The Bitcoin crash of 2022 is just the latest reminder of the risks associated with investing in cryptocurrency, given its extreme volatility.
Of course, only the unluckiest investors who bought at the peak are actually down 75% on their investments. And pretty much wherever you’ve invested, including the S&P 500, your portfolio is likely down this year. It is also important to note that for long-term investors this is only a loss on paper. You only realize losses when you sell.
Why is bitcoin down this year?
Crypto and stocks have often followed the same price trends in 2022. Both asset classes have been affected by high inflation, leading to higher interest rates and recessionary concerns, said Alkesh Shah, a global crypto and digital asset strategist at Bank of America.

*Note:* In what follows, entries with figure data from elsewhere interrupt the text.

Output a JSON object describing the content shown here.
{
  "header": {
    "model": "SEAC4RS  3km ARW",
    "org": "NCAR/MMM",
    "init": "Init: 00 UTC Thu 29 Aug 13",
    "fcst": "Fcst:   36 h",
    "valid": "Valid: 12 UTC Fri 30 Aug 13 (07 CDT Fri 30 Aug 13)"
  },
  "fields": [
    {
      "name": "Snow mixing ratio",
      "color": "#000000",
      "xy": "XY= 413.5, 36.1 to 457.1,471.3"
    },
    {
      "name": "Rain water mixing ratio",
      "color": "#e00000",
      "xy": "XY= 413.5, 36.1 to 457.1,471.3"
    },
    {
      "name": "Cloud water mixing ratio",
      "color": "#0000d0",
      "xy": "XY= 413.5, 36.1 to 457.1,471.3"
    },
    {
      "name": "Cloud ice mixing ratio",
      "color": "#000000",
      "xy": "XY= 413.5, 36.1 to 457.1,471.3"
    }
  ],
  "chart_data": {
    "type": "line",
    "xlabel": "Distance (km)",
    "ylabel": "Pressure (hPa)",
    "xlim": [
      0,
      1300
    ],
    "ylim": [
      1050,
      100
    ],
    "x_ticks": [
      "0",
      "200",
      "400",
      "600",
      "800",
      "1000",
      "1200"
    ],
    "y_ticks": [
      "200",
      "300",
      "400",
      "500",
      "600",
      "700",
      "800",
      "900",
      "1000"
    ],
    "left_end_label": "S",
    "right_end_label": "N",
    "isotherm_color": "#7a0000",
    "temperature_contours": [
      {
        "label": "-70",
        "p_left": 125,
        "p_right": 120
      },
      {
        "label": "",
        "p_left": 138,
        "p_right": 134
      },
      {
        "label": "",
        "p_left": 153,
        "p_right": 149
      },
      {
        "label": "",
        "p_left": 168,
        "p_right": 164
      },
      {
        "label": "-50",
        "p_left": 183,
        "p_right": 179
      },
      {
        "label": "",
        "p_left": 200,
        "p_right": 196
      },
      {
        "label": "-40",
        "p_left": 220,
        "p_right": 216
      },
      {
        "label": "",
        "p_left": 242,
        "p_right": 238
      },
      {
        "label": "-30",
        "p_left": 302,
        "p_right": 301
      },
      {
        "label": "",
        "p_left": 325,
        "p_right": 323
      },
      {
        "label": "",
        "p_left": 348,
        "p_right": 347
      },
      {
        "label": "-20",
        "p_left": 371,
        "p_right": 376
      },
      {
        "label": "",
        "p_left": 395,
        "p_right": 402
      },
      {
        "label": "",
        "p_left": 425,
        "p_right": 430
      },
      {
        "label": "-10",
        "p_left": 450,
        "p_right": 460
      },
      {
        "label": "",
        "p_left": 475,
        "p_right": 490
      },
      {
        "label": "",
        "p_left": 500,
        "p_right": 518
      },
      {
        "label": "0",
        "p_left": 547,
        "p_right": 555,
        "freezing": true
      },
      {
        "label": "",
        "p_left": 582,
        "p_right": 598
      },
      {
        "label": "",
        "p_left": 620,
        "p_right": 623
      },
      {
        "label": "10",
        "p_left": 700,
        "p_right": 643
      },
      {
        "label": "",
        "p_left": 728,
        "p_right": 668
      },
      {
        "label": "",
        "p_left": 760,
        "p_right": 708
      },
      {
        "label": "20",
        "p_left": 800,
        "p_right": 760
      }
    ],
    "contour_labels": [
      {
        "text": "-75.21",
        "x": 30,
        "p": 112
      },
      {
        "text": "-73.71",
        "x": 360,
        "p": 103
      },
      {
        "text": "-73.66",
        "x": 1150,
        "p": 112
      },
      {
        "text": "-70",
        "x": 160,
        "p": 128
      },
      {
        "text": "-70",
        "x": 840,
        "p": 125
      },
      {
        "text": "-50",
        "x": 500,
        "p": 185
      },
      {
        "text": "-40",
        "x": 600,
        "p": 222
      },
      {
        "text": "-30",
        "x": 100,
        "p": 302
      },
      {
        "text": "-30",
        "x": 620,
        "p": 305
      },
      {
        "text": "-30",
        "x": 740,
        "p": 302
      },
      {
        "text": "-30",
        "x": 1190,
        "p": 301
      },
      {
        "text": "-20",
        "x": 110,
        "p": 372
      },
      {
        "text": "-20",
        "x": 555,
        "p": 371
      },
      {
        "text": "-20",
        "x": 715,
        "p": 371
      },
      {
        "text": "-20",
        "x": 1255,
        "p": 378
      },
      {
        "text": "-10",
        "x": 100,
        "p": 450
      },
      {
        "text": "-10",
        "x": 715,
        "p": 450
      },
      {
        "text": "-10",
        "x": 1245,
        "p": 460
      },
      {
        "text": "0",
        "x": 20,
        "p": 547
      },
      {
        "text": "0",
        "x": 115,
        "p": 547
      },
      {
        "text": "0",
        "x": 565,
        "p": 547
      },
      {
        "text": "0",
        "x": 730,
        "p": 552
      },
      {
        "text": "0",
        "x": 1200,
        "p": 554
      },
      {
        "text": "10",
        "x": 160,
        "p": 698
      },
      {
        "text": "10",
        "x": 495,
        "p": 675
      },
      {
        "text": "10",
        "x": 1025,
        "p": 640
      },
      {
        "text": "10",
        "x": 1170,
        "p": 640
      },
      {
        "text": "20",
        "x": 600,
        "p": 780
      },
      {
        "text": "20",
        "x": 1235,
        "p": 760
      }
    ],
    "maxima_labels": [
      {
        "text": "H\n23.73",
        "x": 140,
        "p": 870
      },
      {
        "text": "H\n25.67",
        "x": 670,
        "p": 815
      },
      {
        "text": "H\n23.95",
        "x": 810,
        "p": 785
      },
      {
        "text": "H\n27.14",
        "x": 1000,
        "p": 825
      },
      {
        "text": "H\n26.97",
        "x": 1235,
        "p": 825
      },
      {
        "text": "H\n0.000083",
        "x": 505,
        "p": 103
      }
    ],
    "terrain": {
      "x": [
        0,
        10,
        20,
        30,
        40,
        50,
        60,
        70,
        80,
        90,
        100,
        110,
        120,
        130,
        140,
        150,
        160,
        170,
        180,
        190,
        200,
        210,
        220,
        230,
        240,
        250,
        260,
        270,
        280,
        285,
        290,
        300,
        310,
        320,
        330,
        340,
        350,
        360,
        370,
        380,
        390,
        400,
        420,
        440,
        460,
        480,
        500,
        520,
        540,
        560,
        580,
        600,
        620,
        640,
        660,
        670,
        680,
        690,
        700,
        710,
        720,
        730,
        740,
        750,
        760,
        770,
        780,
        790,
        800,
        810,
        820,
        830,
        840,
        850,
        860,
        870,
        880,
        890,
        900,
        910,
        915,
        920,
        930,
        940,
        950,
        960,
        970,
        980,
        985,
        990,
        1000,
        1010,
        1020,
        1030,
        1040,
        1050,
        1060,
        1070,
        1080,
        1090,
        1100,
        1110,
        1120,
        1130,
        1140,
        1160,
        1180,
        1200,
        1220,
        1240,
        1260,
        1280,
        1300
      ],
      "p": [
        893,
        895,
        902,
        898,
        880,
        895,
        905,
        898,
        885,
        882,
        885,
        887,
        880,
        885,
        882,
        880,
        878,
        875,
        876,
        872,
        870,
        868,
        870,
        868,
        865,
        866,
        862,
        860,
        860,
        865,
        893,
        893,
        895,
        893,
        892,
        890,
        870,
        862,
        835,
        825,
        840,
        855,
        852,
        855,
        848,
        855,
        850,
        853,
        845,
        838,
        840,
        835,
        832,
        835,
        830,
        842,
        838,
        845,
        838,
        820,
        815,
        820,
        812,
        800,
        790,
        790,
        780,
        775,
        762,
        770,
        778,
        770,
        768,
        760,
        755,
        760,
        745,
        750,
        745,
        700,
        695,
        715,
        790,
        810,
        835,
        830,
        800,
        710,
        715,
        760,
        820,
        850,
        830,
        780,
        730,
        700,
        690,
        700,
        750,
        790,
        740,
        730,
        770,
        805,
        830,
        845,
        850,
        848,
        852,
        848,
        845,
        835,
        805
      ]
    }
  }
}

But the decline in crypto has been steeper this year than other investment categories considered risk assets, such as technology stocks, which are down about 30% this year, Shah says. However, it is a different story if you look further back in time.
“On a two-year basis, the cryptocurrency sector is up over 300% compared to, say, software technology stocks which are up 35% over the past two years,” he says. “So it’s a group that is significantly outperforming on a two-year basis, but it definitely corrected this year along with the other risk assets.”
Bitcoin specifically is actually down about 5% in the last 24 months. But if you invested in bitcoin four years ago, you would have tripled your money.
Crypto exchange worries – and shifts to crypto wallets
With cryptocurrencies down more than stocks this year – but up more than stocks over longer time frames – crypto fanatics and doubters alike have food for argument.
“It depends on how you want to look at it, and it seems like the situation is giving everyone something to talk about, but given the events that have happened with FTX’s bankruptcy, the crypto skeptics are certainly loud at this point,” says Shah.
Even before the recent collapse of major crypto exchange FTX, Shah says crypto prices were affected this year by the bankruptcy of crypto hedge fund Three Arrows (3AC) and lending platform Voyager Digital, as well as challenges for another crypto lender, BlockFi, which is now preparing for a potential bankruptcy filing, according to The Wall Street Journal.
“3AC, Voyager and BlockFi all ran into problems and then had to relax their positions, which then caused more pressure on bitcoin,” says Shah.
The price of bitcoin hasn’t crashed further amid the FTX fiasco, but there has been a trend of investors pulling their money out of crypto exchanges and moving it into crypto wallets, according to Shah. Some people are worried about having their money in exchange, fearing that others may go under.
“Right now, the trend after FTX is not that bitcoin is going down,” Shah says. “There are people moving bitcoin away from exchanges and putting it in wallets.”